Tax Rate Ranking Wallis 2026

Tax rate ranking: All 122 municipalities in canton Wallis compared. Find the lowest-tax municipality.

What the formula calculates

In many cantons, the tax office first calculates a basic cantonal tax using income, tariff, marital status and deductions. The municipal Steuerfuss is then applied as a percentage of that base amount, for example 90%, 110% or 125%. If the base tax is CHF 10'000, a municipal multiplier of 110% produces a municipal tax of CHF 11'000. The terminology differs by language region, with German-speaking tables using Steuerfuss and some French-speaking tables using centimes additionnels.

Why rates differ between municipalities

Municipalities finance schools, roads, administration, local safety and parts of social spending with different cost structures. A municipality with 5'000 residents and heavy infrastructure investment may need a higher rate than one with a broad tax base and slower growth. The tax base also matters: individuals, companies, second homes and taxable wealth contribute in different proportions from one place to another. In the wider Swiss context, ZG, NW and SZ are often cited as low-tax cantons; higher burdens are more likely in some cantons in BS-Land or JU.

How to read a comparison

A ranking orders municipalities by the published municipal rate within the selected canton. The rate is not a direct franc amount; it must be multiplied by the relevant cantonal base tax. A Steuerfuss of 95% in one canton can lead to a different total bill than 95% in another canton because tariffs and deductions are cantonal. For that reason, rankings are most meaningful within one canton, while comparisons between ZH, GE or BS require additional tariff data.

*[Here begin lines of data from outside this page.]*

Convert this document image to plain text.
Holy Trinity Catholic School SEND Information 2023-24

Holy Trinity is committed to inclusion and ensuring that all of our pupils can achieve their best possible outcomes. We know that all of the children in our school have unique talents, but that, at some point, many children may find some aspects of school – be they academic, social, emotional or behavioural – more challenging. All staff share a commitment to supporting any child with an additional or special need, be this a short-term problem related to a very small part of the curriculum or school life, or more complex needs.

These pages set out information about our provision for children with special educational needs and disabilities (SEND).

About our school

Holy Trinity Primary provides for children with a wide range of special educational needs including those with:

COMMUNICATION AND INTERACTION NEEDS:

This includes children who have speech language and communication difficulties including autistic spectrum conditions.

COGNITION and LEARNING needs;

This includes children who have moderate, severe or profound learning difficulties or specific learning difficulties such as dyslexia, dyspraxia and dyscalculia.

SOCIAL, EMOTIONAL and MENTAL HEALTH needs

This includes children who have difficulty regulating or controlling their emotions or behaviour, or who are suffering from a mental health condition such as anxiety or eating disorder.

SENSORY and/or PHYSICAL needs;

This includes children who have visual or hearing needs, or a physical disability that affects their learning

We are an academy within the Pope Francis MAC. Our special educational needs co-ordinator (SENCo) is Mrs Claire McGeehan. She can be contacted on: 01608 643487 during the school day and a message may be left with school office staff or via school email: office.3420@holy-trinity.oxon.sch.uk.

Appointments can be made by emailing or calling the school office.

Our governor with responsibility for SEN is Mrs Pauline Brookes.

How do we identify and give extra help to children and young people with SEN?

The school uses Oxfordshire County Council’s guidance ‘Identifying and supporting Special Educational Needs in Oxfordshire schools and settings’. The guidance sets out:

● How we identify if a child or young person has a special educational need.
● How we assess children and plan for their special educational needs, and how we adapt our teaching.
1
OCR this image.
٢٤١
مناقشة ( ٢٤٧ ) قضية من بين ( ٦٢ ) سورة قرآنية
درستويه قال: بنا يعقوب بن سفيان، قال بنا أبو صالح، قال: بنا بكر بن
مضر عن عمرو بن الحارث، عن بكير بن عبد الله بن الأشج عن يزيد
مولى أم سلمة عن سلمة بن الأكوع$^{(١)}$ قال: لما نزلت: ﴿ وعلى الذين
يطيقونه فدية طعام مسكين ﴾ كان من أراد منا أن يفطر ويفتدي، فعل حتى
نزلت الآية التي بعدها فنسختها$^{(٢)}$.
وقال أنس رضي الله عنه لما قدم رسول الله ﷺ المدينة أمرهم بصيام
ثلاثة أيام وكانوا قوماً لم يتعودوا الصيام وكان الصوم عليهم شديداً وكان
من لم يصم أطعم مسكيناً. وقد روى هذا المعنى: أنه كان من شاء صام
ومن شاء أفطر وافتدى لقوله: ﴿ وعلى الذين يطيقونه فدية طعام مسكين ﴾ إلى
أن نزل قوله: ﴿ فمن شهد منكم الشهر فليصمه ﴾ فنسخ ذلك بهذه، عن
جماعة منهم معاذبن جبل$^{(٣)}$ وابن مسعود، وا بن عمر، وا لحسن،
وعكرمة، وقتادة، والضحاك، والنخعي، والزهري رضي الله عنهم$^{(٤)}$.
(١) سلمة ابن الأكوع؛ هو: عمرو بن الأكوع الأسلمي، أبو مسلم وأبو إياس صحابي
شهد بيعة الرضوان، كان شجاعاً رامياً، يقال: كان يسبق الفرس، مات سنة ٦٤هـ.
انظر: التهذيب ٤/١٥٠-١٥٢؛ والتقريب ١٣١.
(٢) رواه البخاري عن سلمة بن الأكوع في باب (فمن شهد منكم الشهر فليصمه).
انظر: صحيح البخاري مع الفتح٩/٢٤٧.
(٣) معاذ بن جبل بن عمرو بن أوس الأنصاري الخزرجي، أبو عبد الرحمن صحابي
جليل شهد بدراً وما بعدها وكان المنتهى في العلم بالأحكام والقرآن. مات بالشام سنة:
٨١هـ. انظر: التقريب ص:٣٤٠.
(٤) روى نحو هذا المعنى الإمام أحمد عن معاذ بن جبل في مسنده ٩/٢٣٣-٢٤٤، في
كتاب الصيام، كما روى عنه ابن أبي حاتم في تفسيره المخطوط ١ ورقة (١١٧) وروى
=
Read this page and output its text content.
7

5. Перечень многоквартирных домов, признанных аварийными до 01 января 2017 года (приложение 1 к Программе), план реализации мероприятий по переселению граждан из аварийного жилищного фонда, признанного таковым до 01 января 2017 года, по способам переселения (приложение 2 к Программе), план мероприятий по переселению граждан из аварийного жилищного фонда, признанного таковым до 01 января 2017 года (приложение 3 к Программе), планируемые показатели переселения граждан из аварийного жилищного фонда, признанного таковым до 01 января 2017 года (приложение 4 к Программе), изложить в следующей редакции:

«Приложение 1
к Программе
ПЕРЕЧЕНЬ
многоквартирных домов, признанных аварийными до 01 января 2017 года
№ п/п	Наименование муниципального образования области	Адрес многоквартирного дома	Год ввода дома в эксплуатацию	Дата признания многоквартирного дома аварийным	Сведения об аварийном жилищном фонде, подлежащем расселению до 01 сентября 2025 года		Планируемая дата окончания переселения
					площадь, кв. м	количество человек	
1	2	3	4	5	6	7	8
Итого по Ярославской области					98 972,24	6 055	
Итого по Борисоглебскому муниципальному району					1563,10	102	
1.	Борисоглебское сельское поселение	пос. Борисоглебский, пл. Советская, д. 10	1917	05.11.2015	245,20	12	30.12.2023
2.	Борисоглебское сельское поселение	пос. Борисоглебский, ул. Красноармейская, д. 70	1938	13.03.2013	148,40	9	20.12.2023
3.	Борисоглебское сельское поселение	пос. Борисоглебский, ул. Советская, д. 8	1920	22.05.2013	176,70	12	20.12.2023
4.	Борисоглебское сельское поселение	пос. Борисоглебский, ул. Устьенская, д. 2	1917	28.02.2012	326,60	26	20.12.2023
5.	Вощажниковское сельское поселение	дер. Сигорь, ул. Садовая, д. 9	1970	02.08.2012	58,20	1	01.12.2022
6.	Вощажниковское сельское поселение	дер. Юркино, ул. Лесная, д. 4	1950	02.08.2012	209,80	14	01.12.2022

Typical impact at different incomes

At taxable income of CHF 100'000, a cantonal base tax of CHF 5'000 means that 10 percentage points in the municipal rate are worth about CHF 500 per year. At CHF 200'000 taxable income and a base tax of CHF 16'000, the same 10-point difference is about CHF 1'600. The effect does not simply follow gross income because deductions, progressive tariffs and marital status change the starting amount. Households with children, dual earners or new arrivals subject to withholding tax may see a different effective result.

What the ranking can and cannot show

The ranking shows the municipal multiplier, not the full tax bill for a household. It usually excludes wealth tax, church tax, personal tax, property-related taxes and deductions for work expenses, pillar 3a or childcare. Municipalities such as Zug, Walchwil, Hergiswil, Wila and Genève can therefore appear in comparable tables even though cantonal tariffs, deductions and housing costs differ. For a relocation or purchase decision, the municipal rate should be assessed alongside the purchase price, commuting costs, health insurance premiums and childcare fees.

Data sources and methodology

The figures are based on published municipal tax rates from cantonal tax authorities and harmonised material from the Federal Tax Administration, the ESTV. Where cantons publish new annual decisions, the rate used is the one valid for 2026 or the latest officially available value. Municipality names, canton abbreviations and municipal status are checked against official registers so that mergers and name changes are handled consistently. The calculation is deliberately transparent: it displays the municipal rate rather than simulating a full tax return for every household.